Depending on which of the three visitor centers you want to visit, your driving time will either increase or decrease.









5 | Grand Canyon National Park


Grand Canyon National Park, located in northern Arizona, encompasses 278 miles (447 km) of the Colorado River and its adjacent uplands. The stunning and iconic national park is actually located in the ancestral homeland of 11 Associated Native American Tribes. The canyon itself is one of the most spectacular examples of erosion anywhere in the world (it is a mind-boggling mile deep).


During the fall, the scorching desert temperatures begin to wane - making it much safer to head out on various adventures, including hiking around the canyon rim or down to the canyon bottom. Obviously, even with the temperatures falling, you will still want to plan ahead and focus on staying safe (read more about this below).



DETAILS

WHERE: Arizona

COST TO ENTER: $35 /vehicle (valid for 7 days)




THE BEST THINGS TO DO IN GRAND CANYON NATIONAL PARK


Go hiking!


Once you get your fill of views from the canyon rim, consider setting out for an exciting hiking or backpacking adventure. In the fall, the weather starts to cool down and the sun becomes a bit less harsh. But, this is also when the park gets to be the busiest, so to avoid the hordes of people, consider hiking away from the main visitor points - especially on the South Rim, where 90% of visitors go - and getting into the backcountry (if only for a couple of hours).


Some top backcountry hikes include the Bright Angel Trail (up to 12 miles total) and Hermit Trail (up to 7 miles total, for experienced desert hikers) on the South Rim and the North Kaibab Trail (up to 9.4 miles total) and Widforss Trail (up to 10 miles total) on the North Rim.



DESERT HIKING SAFETY CONCERNS

Due to the rugged and unforgiving conditions in Grand Canyon National Park, it is super important to come prepared and to understand basic safety measures that need to be taken. A few key ones to keep in mind are: bring plenty of water and food, avoid the heat of the day (middle of the day usually), know your body's limits and don't push yourself too hard, carry only what you need and make sure to take plenty of breaks.

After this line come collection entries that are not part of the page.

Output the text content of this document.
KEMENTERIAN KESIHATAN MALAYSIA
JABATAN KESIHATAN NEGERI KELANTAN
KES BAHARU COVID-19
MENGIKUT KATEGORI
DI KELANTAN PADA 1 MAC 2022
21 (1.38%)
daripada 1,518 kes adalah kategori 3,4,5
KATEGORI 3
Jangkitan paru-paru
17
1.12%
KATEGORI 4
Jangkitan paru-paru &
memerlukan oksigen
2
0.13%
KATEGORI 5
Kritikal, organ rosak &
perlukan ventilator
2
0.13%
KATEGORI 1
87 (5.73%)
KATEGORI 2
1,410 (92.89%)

► Explore more desert hiking tips in this in-depth guide.




HOW TO GET TO GRAND CANYON NATIONAL PARK


Grand Canyon National Park is located in the northwest corner of Arizona, close to the borders of the states of Utah and Nevada. There are two parts of the national park: the North and South Rims. About 90% of people visit the South Rim due to it being a lot easier to reach - it is approximately 1.5 hours from the town of Flagstaff and 4 hours from Phoenix (a major metropolis with an international airport). The South Rim is also open year-round.